A doctor and a lawyer were talking at a party. However, their conversation was constantly interrupted by people describing their ailments and asking the doctor for free medical advice. After an hour of this, the exasperated doctor asked the lawyer, “What do you do to stop people from asking you for legal advice when you’re out of the office?” “I give it to them,” replied the lawyer, “and then I send them a bill.” The doctor was shocked, but agreed to give it a try. The next day, still feeling slightly guilty, the doctor prepared the bills. When he went to place them in his mailbox, he found a bill from the lawyer.
One day Jimmy got home early from school and his mom asked, "Why are you home so early?" He answered, "Because I was the only one that answered a question in my class." She said, "Wow, my son is a genius. What was the question?" Jimmy replied, "The question was 'Who threw the trash can at the principal's head?'"

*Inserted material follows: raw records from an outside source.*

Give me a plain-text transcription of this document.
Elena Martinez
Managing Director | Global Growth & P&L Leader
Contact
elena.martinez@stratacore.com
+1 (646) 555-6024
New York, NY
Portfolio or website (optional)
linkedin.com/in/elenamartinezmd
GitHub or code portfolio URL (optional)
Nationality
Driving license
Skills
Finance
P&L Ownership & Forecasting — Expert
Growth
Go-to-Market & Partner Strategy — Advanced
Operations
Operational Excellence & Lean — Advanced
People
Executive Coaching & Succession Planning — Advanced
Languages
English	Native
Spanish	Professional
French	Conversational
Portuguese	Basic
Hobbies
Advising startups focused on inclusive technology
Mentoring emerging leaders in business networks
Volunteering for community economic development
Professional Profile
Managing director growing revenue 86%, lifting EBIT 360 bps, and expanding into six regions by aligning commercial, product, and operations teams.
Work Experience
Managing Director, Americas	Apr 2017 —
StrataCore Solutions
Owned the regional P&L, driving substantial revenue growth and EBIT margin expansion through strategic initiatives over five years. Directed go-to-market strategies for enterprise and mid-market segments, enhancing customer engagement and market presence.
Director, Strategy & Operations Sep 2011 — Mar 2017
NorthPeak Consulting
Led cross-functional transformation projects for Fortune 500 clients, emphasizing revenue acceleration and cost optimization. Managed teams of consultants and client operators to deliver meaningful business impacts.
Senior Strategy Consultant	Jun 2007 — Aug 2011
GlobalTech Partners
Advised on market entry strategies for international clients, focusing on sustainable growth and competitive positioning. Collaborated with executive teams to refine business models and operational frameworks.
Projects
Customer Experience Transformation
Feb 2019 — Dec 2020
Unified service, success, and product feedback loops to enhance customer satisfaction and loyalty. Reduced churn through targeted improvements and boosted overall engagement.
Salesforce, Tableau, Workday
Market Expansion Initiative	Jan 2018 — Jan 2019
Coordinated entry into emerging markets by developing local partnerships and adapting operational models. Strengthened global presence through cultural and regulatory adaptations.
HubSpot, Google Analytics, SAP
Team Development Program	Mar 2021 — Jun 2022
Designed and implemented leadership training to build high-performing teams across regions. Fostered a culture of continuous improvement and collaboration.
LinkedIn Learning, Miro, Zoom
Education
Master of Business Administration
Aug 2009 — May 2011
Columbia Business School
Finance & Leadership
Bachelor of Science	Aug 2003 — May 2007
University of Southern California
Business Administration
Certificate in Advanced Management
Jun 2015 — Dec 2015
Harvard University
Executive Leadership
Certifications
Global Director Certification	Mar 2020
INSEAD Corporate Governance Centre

A Sunday school teacher was teaching her young students about Noah and the ark. She asked them what they thought Noah may have done to pass the time in the ark for forty years. After waiting a few moments, the teacher suggested, “Maybe he did a lot of fishing. How about that?”One little boy gave her a funny look and said, “I don't think so. It’s kinda hard to fish with just two worms!”
Two men broke into a drugstore and stole all the Viagra. The police put out an alert to be on the lookout for the two hardened criminals.
Two confirmed bachelors sat talking, their conversation drifted from politics to cooking. 'I got a cookbook once,' said one, 'but I could never do anything with it.' 'Too much fancy work in it, eh?' asked the other. 'You said it. Every one of the recipes began the same way -- 'Take a clean dish...''
It was a stifling hot day and a man fainted in the middle of a busy intersection. Traffic quickly piled up in all directions, so a woman rushed to help him. When she knelt down to loosen his collar, a man emerged from the crowd, pushed her aside, and said, "It's all right honey, I've had a course in first aid." The woman stood up and watched as he took the ill man's pulse and prepared to administer artificial respiration. At this point she tapped him on the shoulder and said, "When you get to the part about calling a doctor, I'm already here."
**Bugged at Work** "I have a sore throat, Doctor. I ache, I have a fever." "Sounds like a virus." "Everyone in the office has it." "Well then, maybe it's a staff infection."